For in year admissions to any year group, parents must complete the In Year Casual Application Form available from St Peter’s School office or complete the downloadable form from the Kent County Council website. This form must be returned to us. We will advise you whether a place is available. If we do not have a place available you may ask to join our waiting list.
Our pupil admission number (PAN) is 24. The Local Authority applies the following admissions criteria in the event of oversubscription:
If the number of preferences for the school is more than the number of spaces available, places will be allocated in the following priority order:
Children in Local Authority Care or Previously in Local Authority Care – a ‘looked after child’ or a child who was previously looked after but immediately after being looked after became subject to an adoption, child arrangements, or special guardianship order. A looked after child is a child who is (a) in the care of a local authority, or (b) being provided with accommodation by a local authority in the exercise of their social services functions (see the definition in Section 22(1) of the Children Act 1989).
Current Family Association – a brother or sister in the same school at the time of entry where the family continue to live at the same address as when the sibling was admitted –or –if they have moved –live within 2 miles of the school, or have moved to a property that is nearer to the school than the previous property as defined by the ‘Nearness’ criterion’ (below). In this context brother or sister means children who live as brother and sister in the same house, including natural brothers or sisters, adopted siblings, stepbrothers or sisters, foster brothers or sisters.

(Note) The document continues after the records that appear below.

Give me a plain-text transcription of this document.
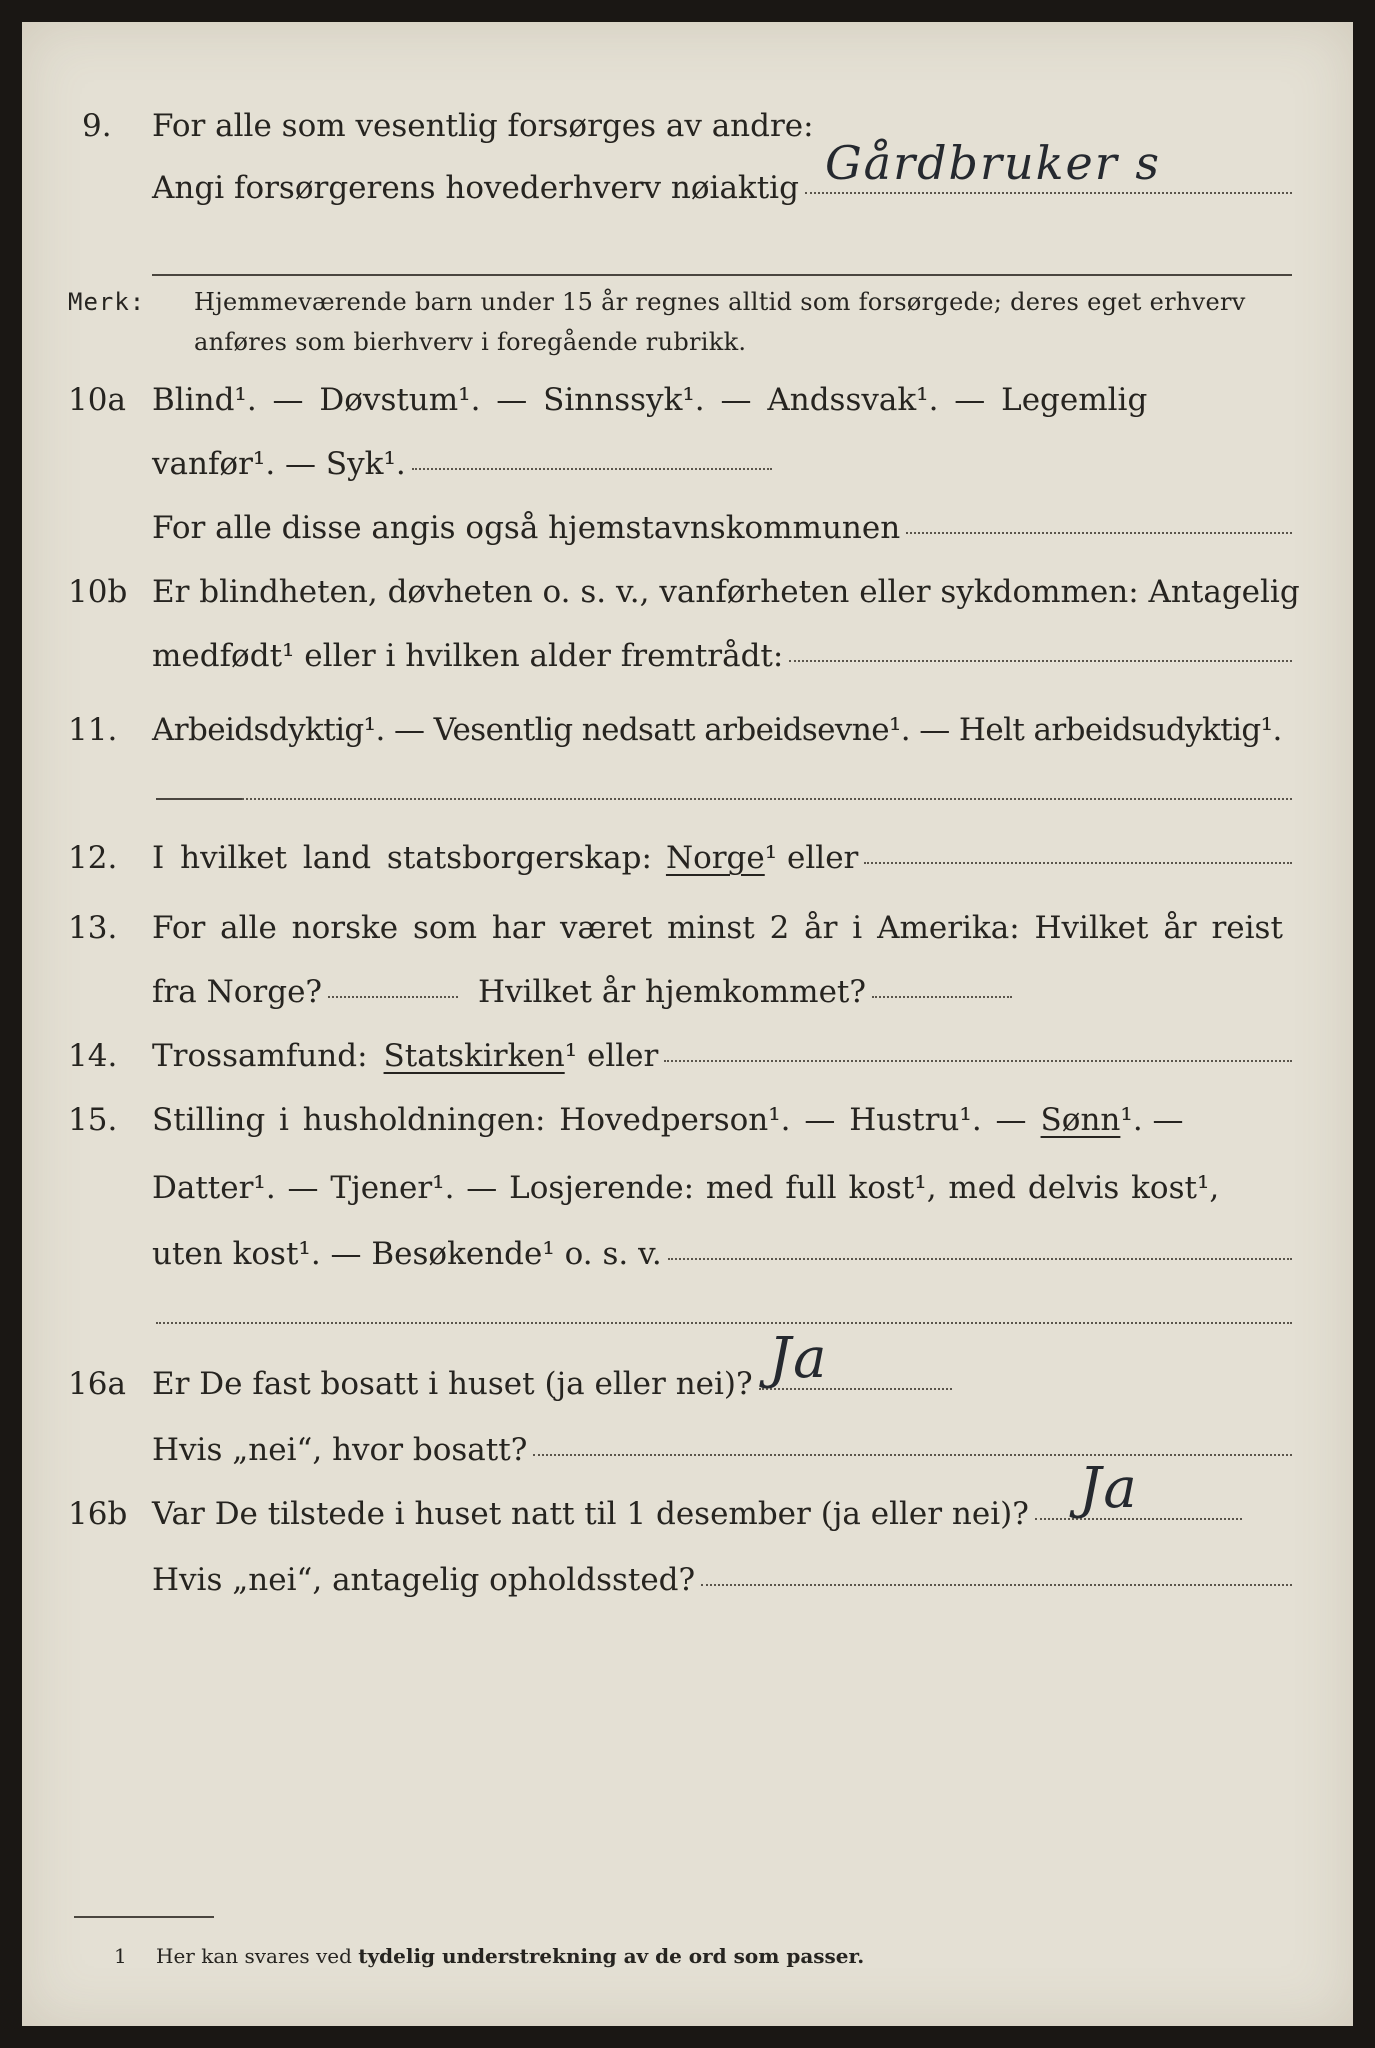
9. For alle som vesentlig forsørges av andre:
Angi forsørgerens hovederhverv nøiaktig Gårdbruker s
Merk: Hjemmeværende barn under 15 år regnes alltid som forsørgede; deres eget erhverv
anføres som bierhverv i foregående rubrikk.
10a Blind¹. — Døvstum¹. — Sinnssyk¹. — Andssvak¹. — Legemlig
vanfør¹. — Syk¹.
For alle disse angis også hjemstavnskommunen
10b Er blindheten, døvheten o. s. v., vanførheten eller sykdommen: Antagelig
medfødt¹ eller i hvilken alder fremtrådt:
11. Arbeidsdyktig¹. — Vesentlig nedsatt arbeidsevne¹. — Helt arbeidsudyktig¹.
12. I hvilket land statsborgerskap: Norge ¹ eller
13. For alle norske som har været minst 2 år i Amerika: Hvilket år reist
fra Norge?	Hvilket år hjemkommet?
14. Trossamfund: Statskirken ¹ eller
15. Stilling i husholdningen: Hovedperson¹. — Hustru¹. — Sønn ¹. —
Datter¹. — Tjener¹. — Losjerende: med full kost¹, med delvis kost¹,
uten kost¹. — Besøkende¹ o. s. v.
16a Er De fast bosatt i huset (ja eller nei)? Ja
Hvis „nei“, hvor bosatt?
16b Var De tilstede i huset natt til 1 desember (ja eller nei)? Ja
Hvis „nei“, antagelig opholdssted?
1 Her kan svares ved tydelig understrekning av de ord som passer.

Health and Special Access Reasons – Medical, health, social and special access reasons will be applied in accordance with the school’s legal obligations, in particular those under the Equality Act 2010. Priority will be given to those children whose mental or physical impairment means they have a demonstrable and significant need to attend a particular school. Equally this priority will apply to children whose parents’/guardians’ physical or mental health or social needs mean that they have a demonstrable and significant need to attend a particular school. Such claims will need to be supported by written evidence from a suitably qualified medical or other practitioner who can demonstrate a special connection between these needs and the particular school.
Nearness of children’s homes to school – we use the distance between the child’s permanent home address and the school, measured in a straight line using the National Land and Property Gazetteer (NLPG) address point. Distances are measured from a point defined as within the child’s home to a point defined as within the school as specified by NLPG. The same address point on the school site is used for everybody. When we apply the distance criterion for an oversubscribed Community or Voluntary Controlled school, these straight line measurements are used to determine how close each applicant’s address is to the school.
In the event of any of the above criteria being oversubscribed, priority will be given based on distance as described above with those closest being given higher priority. In the unlikely event that two or more children in all other ways have equal eligibility for the last available place at the school, the names will be issued a number and drawn randomly to decide which child should be given the place.